ReCon: Reconfiguring Analog Rydberg Atom Quantum Computers for Quantum Generative Adversarial Networks

TL;DR

ReCon is proposed, the first work to implement quantum GANs on analog Rydberg atom quantum computers, and shows 33% better quality in generated images than the state-of-the-art technique implemented on superconducting-qubit technology.

Abstract

Quantum computing has shown theoretical promise of speedup in several machine learning tasks, including generative tasks using generative adversarial networks (GANs). While quantum computers have been implemented with different types of technologies, recently, analog Rydberg atom quantum computers have been demonstrated to have desirable properties such as reconfigurable qubit (quantum bit) positions and multi-qubit operations. To leverage the properties of this technology, we propose ReCon, the first work to implement quantum GANs on analog Rydberg atom quantum computers.

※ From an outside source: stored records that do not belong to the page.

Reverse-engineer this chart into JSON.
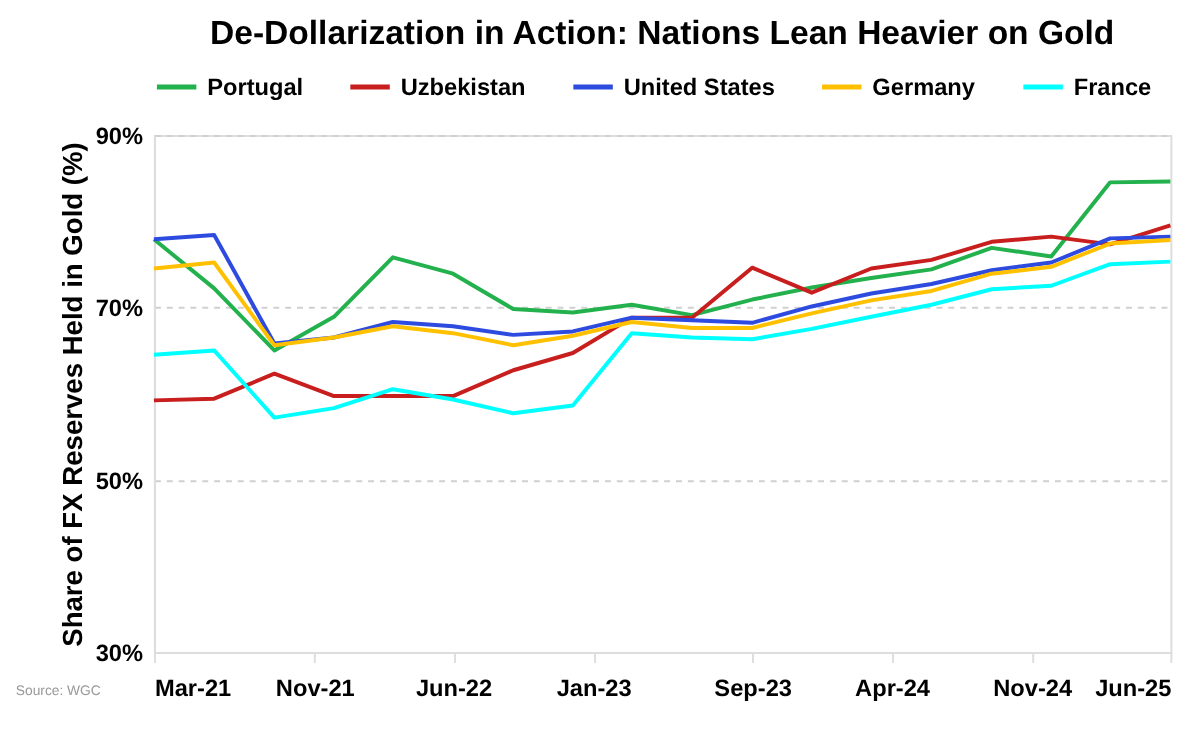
{
  "chart_data": {
    "type": "line",
    "title": "De-Dollarization in Action: Nations Lean Heavier on Gold",
    "ylabel": "Share of FX Reserves Held in Gold (%)",
    "x": [
      "2021-03",
      "2021-06",
      "2021-09",
      "2021-12",
      "2022-03",
      "2022-06",
      "2022-09",
      "2022-12",
      "2023-03",
      "2023-06",
      "2023-09",
      "2023-12",
      "2024-03",
      "2024-06",
      "2024-09",
      "2024-12",
      "2025-03",
      "2025-06"
    ],
    "series": [
      {
        "name": "Portugal",
        "color": "#22b14c",
        "values": [
          77.9,
          72.2,
          65.0,
          68.9,
          75.8,
          73.9,
          69.8,
          69.4,
          70.3,
          69.1,
          70.9,
          72.3,
          73.4,
          74.4,
          76.9,
          75.9,
          84.5,
          84.6
        ]
      },
      {
        "name": "Uzbekistan",
        "color": "#c81e1e",
        "values": [
          59.2,
          59.4,
          62.3,
          59.7,
          59.7,
          59.7,
          62.7,
          64.7,
          68.8,
          68.8,
          74.6,
          71.7,
          74.5,
          75.5,
          77.6,
          78.2,
          77.3,
          79.5
        ]
      },
      {
        "name": "United States",
        "color": "#2e4bdf",
        "values": [
          77.9,
          78.4,
          65.8,
          66.5,
          68.3,
          67.8,
          66.8,
          67.2,
          68.8,
          68.5,
          68.2,
          70.1,
          71.6,
          72.7,
          74.3,
          75.2,
          78.0,
          78.2
        ]
      },
      {
        "name": "Germany",
        "color": "#ffc000",
        "values": [
          74.5,
          75.2,
          65.6,
          66.5,
          67.8,
          67.0,
          65.6,
          66.7,
          68.3,
          67.6,
          67.6,
          69.3,
          70.8,
          71.9,
          73.9,
          74.7,
          77.4,
          77.8
        ]
      },
      {
        "name": "France",
        "color": "#00ffff",
        "values": [
          64.5,
          65.0,
          57.2,
          58.3,
          60.5,
          59.3,
          57.7,
          58.6,
          67.0,
          66.5,
          66.3,
          67.5,
          68.9,
          70.3,
          72.1,
          72.5,
          75.0,
          75.3
        ]
      }
    ],
    "xlim": [
      "2021-03",
      "2025-06"
    ],
    "xticks": [
      {
        "value": "2021-03",
        "label": "Mar-21"
      },
      {
        "value": "2021-11",
        "label": "Nov-21"
      },
      {
        "value": "2022-06",
        "label": "Jun-22"
      },
      {
        "value": "2023-01",
        "label": "Jan-23"
      },
      {
        "value": "2023-09",
        "label": "Sep-23"
      },
      {
        "value": "2024-04",
        "label": "Apr-24"
      },
      {
        "value": "2024-11",
        "label": "Nov-24"
      },
      {
        "value": "2025-06",
        "label": "Jun-25"
      }
    ],
    "ylim": [
      30,
      90
    ],
    "yticks": [
      {
        "value": 30,
        "label": "30%"
      },
      {
        "value": 50,
        "label": "50%"
      },
      {
        "value": 70,
        "label": "70%"
      },
      {
        "value": 90,
        "label": "90%"
      }
    ],
    "grid": "y",
    "legend": "top",
    "marker": "none",
    "line_style": "solid",
    "annotations": [
      "Source: WGC"
    ]
  }
}
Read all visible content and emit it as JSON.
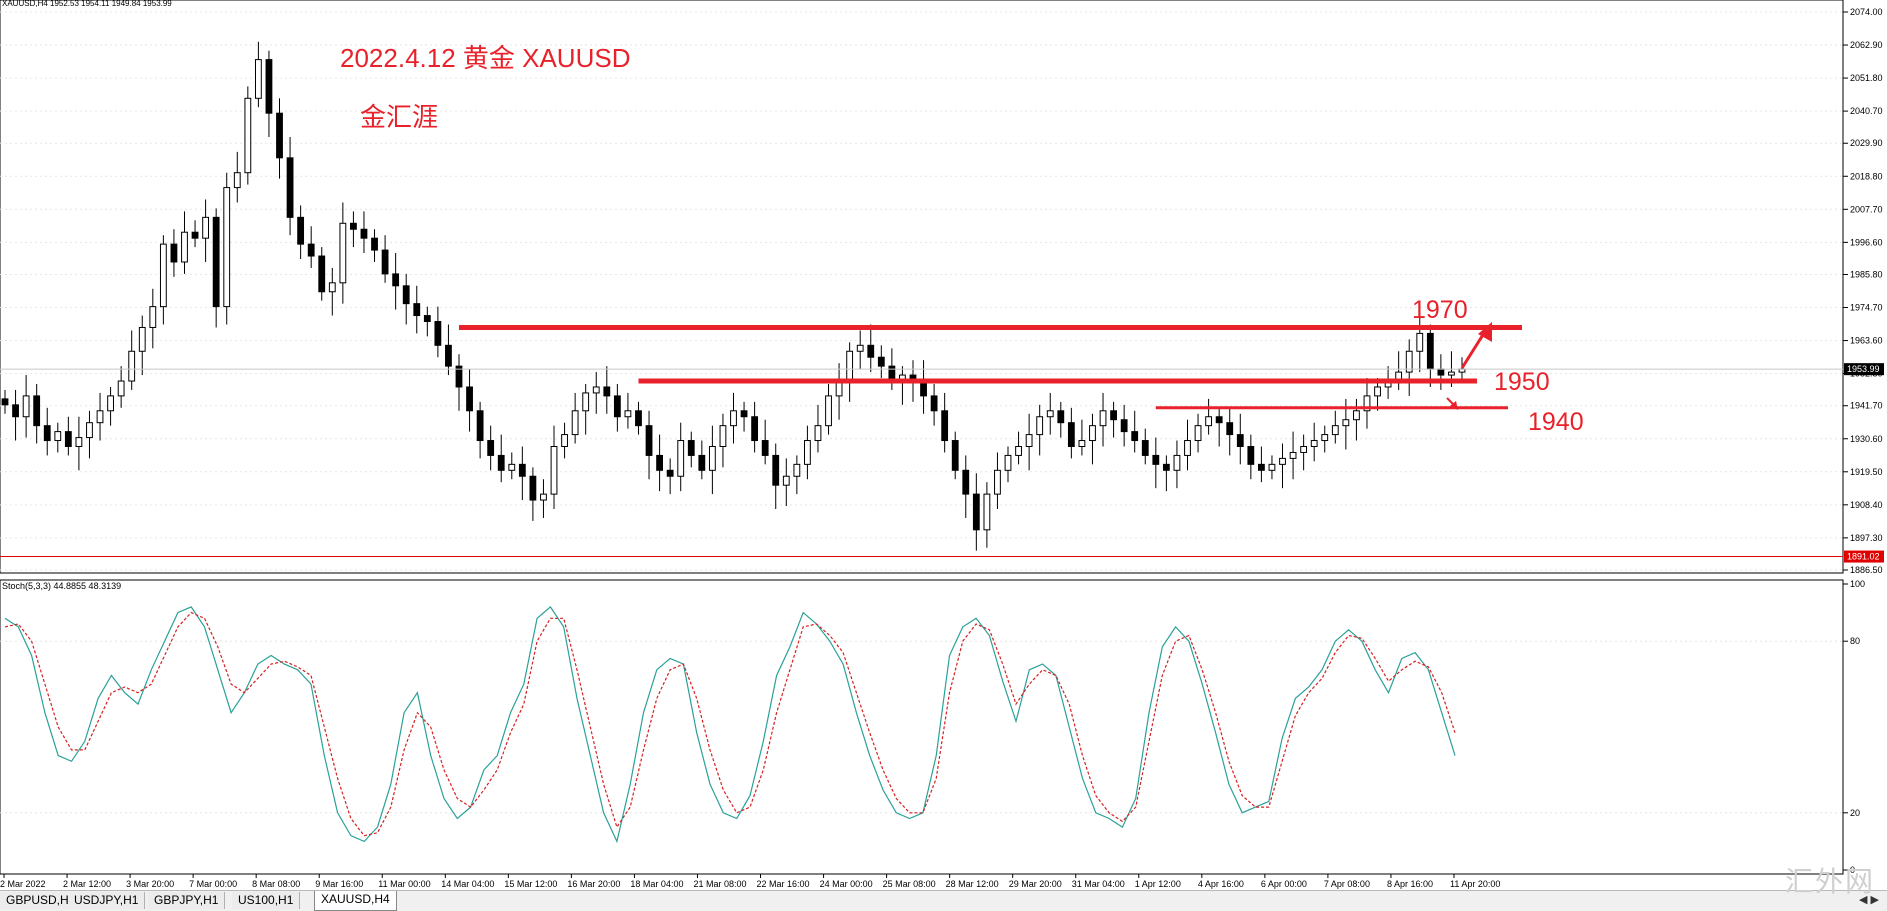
{
  "window": {
    "symbol_header": "XAUUSD,H4  1952.53 1954.11 1949.84 1953.99",
    "stoch_header": "Stoch(5,3,3) 44.8855 48.3139"
  },
  "annotations": {
    "title": "2022.4.12 黄金 XAUUSD",
    "subtitle": "金汇涯",
    "level_1970": "1970",
    "level_1950": "1950",
    "level_1940": "1940"
  },
  "tabs": [
    {
      "label": "GBPUSD,H4",
      "active": false
    },
    {
      "label": "USDJPY,H1",
      "active": false
    },
    {
      "label": "GBPJPY,H1",
      "active": false
    },
    {
      "label": "US100,H1",
      "active": false
    },
    {
      "label": "XAUUSD,H4",
      "active": true
    }
  ],
  "watermark": "汇外网",
  "colors": {
    "annotation": "#e8212a",
    "stoch_main": "#2aa198",
    "stoch_signal": "#d62020",
    "candle": "#000000"
  },
  "chart_data": [
    {
      "type": "candlestick",
      "symbol": "XAUUSD",
      "timeframe": "H4",
      "ylim": [
        1886.5,
        2074.0
      ],
      "y_ticks": [
        "2074.00",
        "2062.90",
        "2051.80",
        "2040.70",
        "2029.90",
        "2018.80",
        "2007.70",
        "1996.60",
        "1985.80",
        "1974.70",
        "1963.60",
        "1952.50",
        "1941.70",
        "1930.60",
        "1919.50",
        "1908.40",
        "1897.30",
        "1886.50"
      ],
      "price_labels": {
        "current": "1953.99",
        "low_line": "1891.02"
      },
      "x_labels": [
        "2 Mar 2022",
        "2 Mar 12:00",
        "3 Mar 20:00",
        "7 Mar 00:00",
        "8 Mar 08:00",
        "9 Mar 16:00",
        "11 Mar 00:00",
        "14 Mar 04:00",
        "15 Mar 12:00",
        "16 Mar 20:00",
        "18 Mar 04:00",
        "21 Mar 08:00",
        "22 Mar 16:00",
        "24 Mar 00:00",
        "25 Mar 08:00",
        "28 Mar 12:00",
        "29 Mar 20:00",
        "31 Mar 04:00",
        "1 Apr 12:00",
        "4 Apr 16:00",
        "6 Apr 00:00",
        "7 Apr 08:00",
        "8 Apr 16:00",
        "11 Apr 20:00"
      ],
      "closes": [
        1942,
        1938,
        1945,
        1935,
        1930,
        1933,
        1928,
        1931,
        1936,
        1940,
        1945,
        1950,
        1960,
        1968,
        1975,
        1996,
        1990,
        2000,
        1998,
        2005,
        1975,
        2015,
        2020,
        2045,
        2058,
        2040,
        2025,
        2005,
        1996,
        1992,
        1980,
        1983,
        2003,
        2001,
        1998,
        1994,
        1986,
        1982,
        1976,
        1972,
        1970,
        1962,
        1955,
        1948,
        1940,
        1930,
        1925,
        1920,
        1922,
        1918,
        1910,
        1912,
        1928,
        1932,
        1940,
        1946,
        1948,
        1945,
        1938,
        1940,
        1935,
        1925,
        1920,
        1918,
        1930,
        1925,
        1920,
        1928,
        1935,
        1940,
        1938,
        1930,
        1925,
        1915,
        1918,
        1922,
        1930,
        1935,
        1945,
        1950,
        1960,
        1962,
        1958,
        1955,
        1950,
        1952,
        1950,
        1945,
        1940,
        1930,
        1920,
        1912,
        1900,
        1912,
        1920,
        1925,
        1928,
        1932,
        1938,
        1940,
        1936,
        1928,
        1930,
        1935,
        1940,
        1937,
        1933,
        1930,
        1925,
        1922,
        1920,
        1925,
        1930,
        1935,
        1938,
        1936,
        1932,
        1928,
        1922,
        1920,
        1922,
        1924,
        1926,
        1928,
        1930,
        1932,
        1935,
        1937,
        1940,
        1945,
        1948,
        1950,
        1953,
        1960,
        1966,
        1954,
        1952,
        1953,
        1954
      ]
    },
    {
      "type": "line",
      "indicator": "Stochastic Oscillator",
      "params": [
        5,
        3,
        3
      ],
      "ylim": [
        0,
        100
      ],
      "y_ticks": [
        "100",
        "80",
        "20",
        "0"
      ],
      "series": [
        {
          "key": "main",
          "values": [
            88,
            85,
            75,
            55,
            40,
            38,
            45,
            60,
            68,
            62,
            58,
            70,
            80,
            90,
            92,
            85,
            70,
            55,
            62,
            72,
            75,
            72,
            70,
            65,
            40,
            20,
            12,
            10,
            15,
            30,
            55,
            62,
            40,
            25,
            18,
            22,
            35,
            40,
            55,
            65,
            88,
            92,
            85,
            60,
            40,
            20,
            10,
            30,
            55,
            70,
            74,
            72,
            48,
            30,
            20,
            18,
            26,
            45,
            68,
            78,
            90,
            86,
            80,
            72,
            55,
            40,
            28,
            20,
            18,
            20,
            40,
            75,
            85,
            88,
            82,
            66,
            52,
            70,
            72,
            68,
            50,
            32,
            20,
            18,
            15,
            25,
            55,
            78,
            85,
            80,
            65,
            48,
            30,
            20,
            22,
            24,
            46,
            60,
            64,
            70,
            80,
            84,
            80,
            70,
            62,
            74,
            76,
            70,
            55,
            40
          ]
        },
        {
          "key": "signal",
          "values": [
            85,
            86,
            80,
            65,
            50,
            42,
            42,
            52,
            62,
            64,
            62,
            65,
            75,
            85,
            90,
            88,
            78,
            65,
            62,
            67,
            72,
            73,
            71,
            68,
            50,
            32,
            18,
            12,
            13,
            22,
            42,
            55,
            50,
            35,
            25,
            22,
            28,
            35,
            48,
            58,
            80,
            88,
            88,
            70,
            50,
            30,
            15,
            22,
            42,
            60,
            70,
            72,
            60,
            42,
            28,
            20,
            22,
            35,
            55,
            70,
            85,
            86,
            82,
            76,
            62,
            48,
            35,
            25,
            20,
            20,
            32,
            62,
            80,
            86,
            84,
            72,
            58,
            65,
            70,
            68,
            58,
            40,
            26,
            20,
            17,
            22,
            45,
            68,
            80,
            82,
            70,
            55,
            38,
            26,
            22,
            22,
            38,
            54,
            62,
            67,
            76,
            82,
            81,
            74,
            66,
            70,
            73,
            71,
            62,
            48
          ]
        }
      ]
    }
  ]
}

Our evaluation using simulations and real-computer executions shows 33% better quality (measured using Frechet Inception Distance (FID)) in generated images than the state-of-the-art technique implemented on superconducting-qubit technology.

Figures (20)

• Figure 1: (a) The analog quantum model involves the evolution of quantum register under some (time-dependent) Hamiltonian $(H)$ followed by qubit measurement at the end (circular meters). (b) Atoms can be reconfigured into different positions that affect their interaction strength.
• Figure 2: Rydberg atom quantum computers can apply global operational pulses that affect all qubits simultaneously.
• Figure 3: Training of a classical GAN. Once trained, the generator is used to run inference tasks to generate images.
• Figure 4: ReCon uses PCA and inverse PCA in its design.
• Figure 5: ReCon parameterizes the qubit positions (spatial), as well as the amplitudes of the local detuning, constant global detuning (not shown), and global frequency of the Hamiltonian pulses (temporal).